Leeds United's whirlwind start to the Premier League season has brought the city into the consciousness of many Irish people in a way that it perhaps hasn't been since the heyday of Ian Harte and Gary Kelly. Just in time then for the 50th anniversary of the Leeds Irish Centre, a hub for migrants to the Yorkshire city over the decades.
Anna Walsh, a PhD student at the Institute of Irish Studies at the University of Liverpool, has spent much of the last five years at the centre speaking to Irish people who have made their home in Leeds in the last half-century.
In her thesis, she says for a lot of manual labourers making the trip across the water, the road “literally ended in Leeds”, with many settling in the city after the completion of the M1 motorway from London in 1968.
Many people from Mayo, including Walsh's father, settled in the city, leading to some labelling Leeds a "Mayo town".
Walsh quotes a Dubliner from Brendan McGowan's book Taking The Boat: The Irish in Leeds, 1931-81, who said: "I kinda got the impression that if you weren't from Mayo or the west of Ireland anyway you weren't quite as welcome in the Irish Centre. Nothing was ever said directly like that, but you did get a few kind of sneers, or, you know, kind of implied that you weren't so welcome."
One of Walsh’s interviewees draws even more precise distinctions, blaming violence at one dance hall on “the Connemara men . . . They’d be battling in there very fast.”
However, Walsh who lived in Leeds for 15 years, feels other people’s perception of Mayo exceptionalism at the centre became a “self-fulfilling prophecy”.
A bit like the county’s All-Ireland final defeats.
Leeds was the venue for the Fleadh Cheoil na Breataine in 1972, reflecting the strength of the Irish population and its branch of Comhaltas Ceoltóirí Éireann at the time.

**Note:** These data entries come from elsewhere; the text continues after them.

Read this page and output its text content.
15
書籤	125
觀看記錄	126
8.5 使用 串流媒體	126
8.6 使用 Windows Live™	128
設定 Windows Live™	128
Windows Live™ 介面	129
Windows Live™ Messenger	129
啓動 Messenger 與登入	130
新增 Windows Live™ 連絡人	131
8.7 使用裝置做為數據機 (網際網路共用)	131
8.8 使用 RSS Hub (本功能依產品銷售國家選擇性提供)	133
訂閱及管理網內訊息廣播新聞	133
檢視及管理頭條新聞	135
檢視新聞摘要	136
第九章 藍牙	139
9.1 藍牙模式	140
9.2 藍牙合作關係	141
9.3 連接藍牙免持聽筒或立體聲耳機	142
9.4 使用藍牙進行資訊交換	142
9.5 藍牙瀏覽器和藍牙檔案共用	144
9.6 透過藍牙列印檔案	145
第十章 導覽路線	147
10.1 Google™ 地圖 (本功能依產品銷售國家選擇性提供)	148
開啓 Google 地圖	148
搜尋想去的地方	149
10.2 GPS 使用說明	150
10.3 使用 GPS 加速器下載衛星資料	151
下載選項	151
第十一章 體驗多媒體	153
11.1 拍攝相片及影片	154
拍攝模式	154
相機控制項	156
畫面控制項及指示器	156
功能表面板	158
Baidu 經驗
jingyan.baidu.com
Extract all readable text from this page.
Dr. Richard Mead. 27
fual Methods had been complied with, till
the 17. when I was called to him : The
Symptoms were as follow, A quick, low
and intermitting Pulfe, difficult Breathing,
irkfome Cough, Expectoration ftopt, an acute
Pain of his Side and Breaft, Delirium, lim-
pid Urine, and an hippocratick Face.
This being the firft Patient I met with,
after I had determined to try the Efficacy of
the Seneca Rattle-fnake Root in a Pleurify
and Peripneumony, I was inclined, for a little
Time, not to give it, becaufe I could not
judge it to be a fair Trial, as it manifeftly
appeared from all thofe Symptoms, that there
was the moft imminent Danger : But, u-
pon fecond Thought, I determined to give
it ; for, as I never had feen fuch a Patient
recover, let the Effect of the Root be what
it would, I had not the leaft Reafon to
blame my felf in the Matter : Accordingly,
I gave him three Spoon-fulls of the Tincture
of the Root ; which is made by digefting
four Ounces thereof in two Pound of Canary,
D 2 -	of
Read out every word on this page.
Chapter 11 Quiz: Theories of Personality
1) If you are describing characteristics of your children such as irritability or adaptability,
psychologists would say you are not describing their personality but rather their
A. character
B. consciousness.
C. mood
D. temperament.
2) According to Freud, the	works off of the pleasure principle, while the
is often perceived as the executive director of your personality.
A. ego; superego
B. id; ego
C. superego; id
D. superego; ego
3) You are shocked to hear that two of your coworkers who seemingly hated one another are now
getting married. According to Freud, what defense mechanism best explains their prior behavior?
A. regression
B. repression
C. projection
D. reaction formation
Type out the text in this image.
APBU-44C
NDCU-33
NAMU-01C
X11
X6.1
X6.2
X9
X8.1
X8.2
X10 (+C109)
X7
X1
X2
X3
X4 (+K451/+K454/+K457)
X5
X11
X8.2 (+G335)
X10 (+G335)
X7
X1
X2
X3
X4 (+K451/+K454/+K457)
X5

Yet a liking for traditional music seemed to be something to hide for many migrants.
One of Walsh’s interviewees played for the local branch which won the All-Ireland title in 1973 and 1974 but described it as an “underground identity”.
He went to a Catholic school where “the whole register would have had a list of predominantly Irish names, but nobody actually admitted to being Irish”.
He says this was largely because of the Troubles which meant “it was not a good climate to be Irish”. “None of my friends at school knew that I played Irish traditional music, it was a horrible thing to have to keep.”
The Troubles lurks in the background of a lot of Walsh's interviews. One woman, who arrived in Leeds at the time of the Yorkshire Ripper said she had "come out of the fire, in Belfast, straight into a city that was on high alert".
When out shopping she found it “a bit upsetting that nobody came to check my bags. I thought, you know, that anybody could plant a bomb around here. And nobody would stop ’em!”
Walsh argues these events fed into “a fear of expressing any facets of identity that could be considered uncouth elements of Irishness” by their English hosts and a real desire to be seen as respectable and hard working.
She writes that these forces played a major role in moulding the Irish experience in Leeds.
In more recent times, and a more accommodating climate, public expressions of identity became easier, leading to the city’s first St Patrick’s Day parade in 1999.
Walsh attended the 2017 edition, led by former Leeds midfielder Noel Whelan (whose father is Irish), and found it to be an event where "Paddywhackery abounds, leprechauns are everywhere" and a band with Leeds accents played Galway Girl.
Many of her interviewees owned or expressed an interest in bits of Irish kitsch, which while plainly inauthentic, still remained an “easily digestible” symbol of home. Literally digestible symbols of home, such as Barry’s Tea (or Lyons), are also prominent.
Leeds Irish Health and Homes makes it “an institutional policy that any visitor to the headquarters, or to any of the institution’s groups, is first of all offered a cup of tea”.
The Irish community in Leeds is an ageing one. There were 8,000 living in Leeds, according to the 2011 census, and were overrepresented in every age band over 49. As a result, Walsh says that while “if you were to go to the Irish Centre to see the All-Ireland final to inevitably see Mayo lose . . . it would always be absolutely rammed”, such institutions are on the decline.
The Harp, the city’s last traditional Irish pub, closed in 2016, while Walsh says the organisers of the Irish Centre recognise that “when people die they don’t get replaced”. Younger, more educated migrants don’t see the same need for such places and don’t rely on them for work to the same extent.
One institution that bucks the trend is Hugh O’Neill’s GAA club, which began its assault on the Yorkshire championship at the weekend. It won the senior championship in 2015 for the first time since its foundation in 1948.
In this most unpredictable year, when Leeds United ended its spell in the wilderness, maybe Mayo can take some inspiration from O’Neill’s and end their drought too.